The company’s supervisory board announced the spinoff on May 7 as part of its Vision 2020+ strategy concept. The board said the move would help Germany-based Siemens meet medium-term growth and profit targets by “clearly focusing its portfolio on dynamic growth markets and efficiency gains.”
"Siemens’ Gas and Power (GP) – comprising the company’s oil and gas, conventional power generation, power transmission and related services businesses – is to be given complete independence and entrepreneurial freedom through a carveout and a subsequent public listing (spinoff)," said the statement.
Plans call for the stock exchange listing to take place by September 2020. Siemens will also give up its majority stake in GP.
However, it will remain a strong anchor shareholder in the new company, with a stake that is to be initially somewhat less than 50 percent and, for the foreseeable future, above the level of a blocking minority holding.
Siemens will continue to support the new company, for example, through the professional services of Siemens’ Financial Services, the strong sales network of the Siemens Regions and the licensing of the powerful Siemens brand.
A decision regarding the spinoff and subsequent public listing is to be made at an extraordinary shareholders’ meeting, probably in June 2020. Siemens will then deconsolidate both the new GP and SGRE.
“This move will create a powerful pure play in the energy and electricity sector with a unique, integrated setup – an enterprise that encompasses the entire scope of the energy market like no other company,” explained Joe Kaeser, President and CEO of Siemens AG.
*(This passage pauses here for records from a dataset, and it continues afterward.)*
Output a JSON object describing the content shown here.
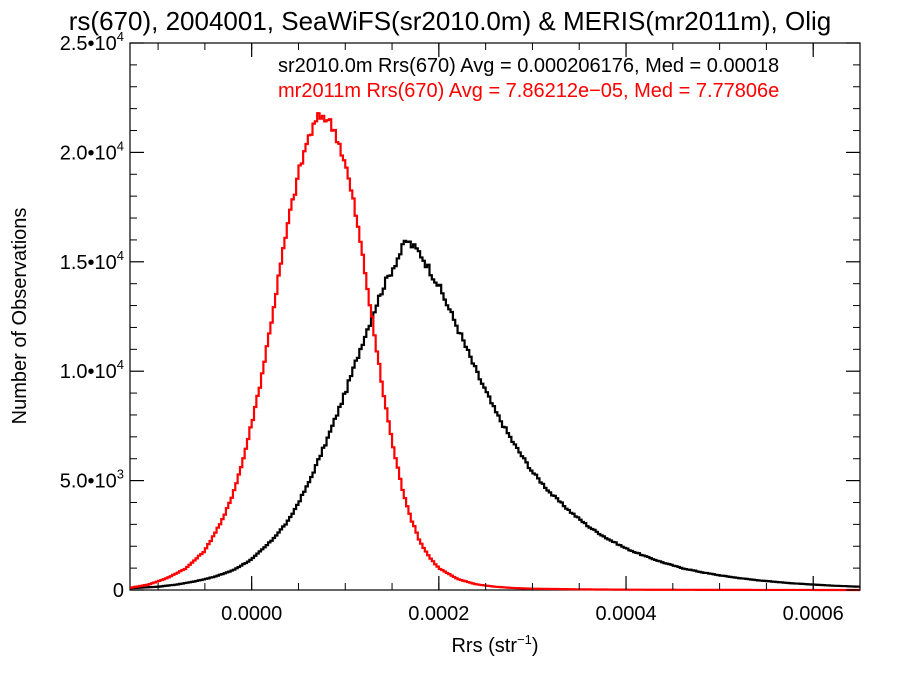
{
  "chart_data": {
    "type": "line",
    "title": "rs(670), 2004001, SeaWiFS(sr2010.0m) & MERIS(mr2011m), Olig",
    "xlabel": "Rrs (str",
    "xlabel_sup": "−1",
    "xlabel_end": ")",
    "ylabel": "Number of Observations",
    "xlim": [
      -0.00013,
      0.00065
    ],
    "ylim": [
      0,
      25000
    ],
    "xticks": [
      {
        "value": 0.0,
        "label": "0.0000"
      },
      {
        "value": 0.0002,
        "label": "0.0002"
      },
      {
        "value": 0.0004,
        "label": "0.0004"
      },
      {
        "value": 0.0006,
        "label": "0.0006"
      }
    ],
    "yticks": [
      {
        "value": 0,
        "mant": "0",
        "exp": ""
      },
      {
        "value": 5000,
        "mant": "5.0•10",
        "exp": "3"
      },
      {
        "value": 10000,
        "mant": "1.0•10",
        "exp": "4"
      },
      {
        "value": 15000,
        "mant": "1.5•10",
        "exp": "4"
      },
      {
        "value": 20000,
        "mant": "2.0•10",
        "exp": "4"
      },
      {
        "value": 25000,
        "mant": "2.5•10",
        "exp": "4"
      }
    ],
    "grid": false,
    "legend_placement": "top-right",
    "series": [
      {
        "name": "sr2010.0m",
        "annotation": "sr2010.0m Rrs(670) Avg = 0.000206176, Med = 0.00018",
        "color": "#000000",
        "points": [
          [
            -0.00013,
            80
          ],
          [
            -0.0001,
            150
          ],
          [
            -8e-05,
            250
          ],
          [
            -6e-05,
            400
          ],
          [
            -4e-05,
            600
          ],
          [
            -2e-05,
            900
          ],
          [
            0.0,
            1400
          ],
          [
            2e-05,
            2200
          ],
          [
            4e-05,
            3200
          ],
          [
            6e-05,
            4800
          ],
          [
            8e-05,
            6800
          ],
          [
            0.0001,
            9000
          ],
          [
            0.00012,
            11500
          ],
          [
            0.00014,
            13800
          ],
          [
            0.00016,
            15500
          ],
          [
            0.000165,
            16000
          ],
          [
            0.00018,
            15400
          ],
          [
            0.0002,
            13900
          ],
          [
            0.00022,
            12000
          ],
          [
            0.00024,
            10000
          ],
          [
            0.00026,
            8200
          ],
          [
            0.00028,
            6700
          ],
          [
            0.0003,
            5400
          ],
          [
            0.00032,
            4400
          ],
          [
            0.00034,
            3600
          ],
          [
            0.00036,
            2900
          ],
          [
            0.00038,
            2350
          ],
          [
            0.0004,
            1900
          ],
          [
            0.00042,
            1550
          ],
          [
            0.00044,
            1250
          ],
          [
            0.00046,
            1000
          ],
          [
            0.00048,
            820
          ],
          [
            0.0005,
            670
          ],
          [
            0.00052,
            550
          ],
          [
            0.00054,
            450
          ],
          [
            0.00056,
            370
          ],
          [
            0.00058,
            300
          ],
          [
            0.0006,
            250
          ],
          [
            0.00062,
            200
          ],
          [
            0.00065,
            150
          ]
        ]
      },
      {
        "name": "mr2011m",
        "annotation": "mr2011m Rrs(670) Avg = 7.86212e−05, Med = 7.77806e",
        "color": "#ff0000",
        "points": [
          [
            -0.00013,
            100
          ],
          [
            -0.00011,
            250
          ],
          [
            -9e-05,
            550
          ],
          [
            -7e-05,
            1000
          ],
          [
            -5e-05,
            1800
          ],
          [
            -3e-05,
            3300
          ],
          [
            -2e-05,
            4400
          ],
          [
            -1e-05,
            5800
          ],
          [
            0.0,
            7600
          ],
          [
            1e-05,
            9600
          ],
          [
            2e-05,
            12000
          ],
          [
            3e-05,
            14600
          ],
          [
            4e-05,
            17000
          ],
          [
            5e-05,
            19000
          ],
          [
            6e-05,
            20600
          ],
          [
            7e-05,
            21500
          ],
          [
            7.5e-05,
            21700
          ],
          [
            8e-05,
            21600
          ],
          [
            9e-05,
            20900
          ],
          [
            0.0001,
            19500
          ],
          [
            0.00011,
            17500
          ],
          [
            0.00012,
            14900
          ],
          [
            0.00013,
            12000
          ],
          [
            0.00014,
            9200
          ],
          [
            0.00015,
            6800
          ],
          [
            0.00016,
            4800
          ],
          [
            0.00017,
            3300
          ],
          [
            0.00018,
            2200
          ],
          [
            0.00019,
            1500
          ],
          [
            0.0002,
            1000
          ],
          [
            0.00022,
            500
          ],
          [
            0.00024,
            260
          ],
          [
            0.00026,
            150
          ],
          [
            0.00028,
            90
          ],
          [
            0.0003,
            60
          ],
          [
            0.00035,
            30
          ],
          [
            0.0004,
            15
          ],
          [
            0.0005,
            5
          ],
          [
            0.00065,
            0
          ]
        ]
      }
    ]
  }
}
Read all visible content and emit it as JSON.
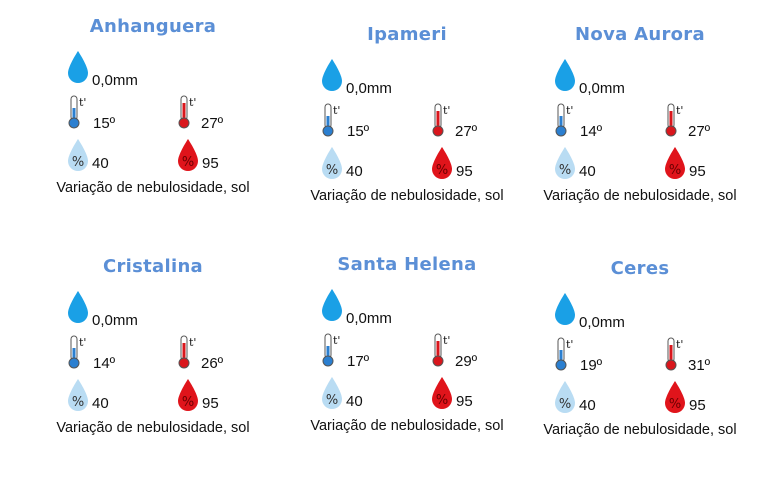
{
  "cities": [
    {
      "name": "Anhanguera",
      "rain": "0,0mm",
      "temp_min": "15º",
      "temp_max": "27º",
      "humidity_min": "40",
      "humidity_max": "95",
      "condition": "Variação de nebulosidade, sol"
    },
    {
      "name": "Ipameri",
      "rain": "0,0mm",
      "temp_min": "15º",
      "temp_max": "27º",
      "humidity_min": "40",
      "humidity_max": "95",
      "condition": "Variação de nebulosidade, sol"
    },
    {
      "name": "Nova Aurora",
      "rain": "0,0mm",
      "temp_min": "14º",
      "temp_max": "27º",
      "humidity_min": "40",
      "humidity_max": "95",
      "condition": "Variação de nebulosidade, sol"
    },
    {
      "name": "Cristalina",
      "rain": "0,0mm",
      "temp_min": "14º",
      "temp_max": "26º",
      "humidity_min": "40",
      "humidity_max": "95",
      "condition": "Variação de nebulosidade, sol"
    },
    {
      "name": "Santa Helena",
      "rain": "0,0mm",
      "temp_min": "17º",
      "temp_max": "29º",
      "humidity_min": "40",
      "humidity_max": "95",
      "condition": "Variação de nebulosidade, sol"
    },
    {
      "name": "Ceres",
      "rain": "0,0mm",
      "temp_min": "19º",
      "temp_max": "31º",
      "humidity_min": "40",
      "humidity_max": "95",
      "condition": "Variação de nebulosidade, sol"
    }
  ],
  "icon_labels": {
    "temperature": "t'",
    "humidity": "%"
  },
  "colors": {
    "city_title": "#5b8fd6",
    "rain_drop": "#1aa0e6",
    "min_accent": "#2b7fd0",
    "max_accent": "#d9161c",
    "humidity_low": "#b9dcf3",
    "humidity_high": "#e0141b"
  }
}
“Combining our portfolio for conventional power generation with power supply from renewable energies will enable us to fully meet customer demand. It will also allow us to provide an optimized and, when necessary, combined range of offerings from a single source. We’re convinced that this strategic decision will be positive for all participants and enable long-term value creation for customers, employees and shareholders – as can also be seen in recent market successes such as those in Iraq, which we’ll jointly continue to pursue,” added Kaeser.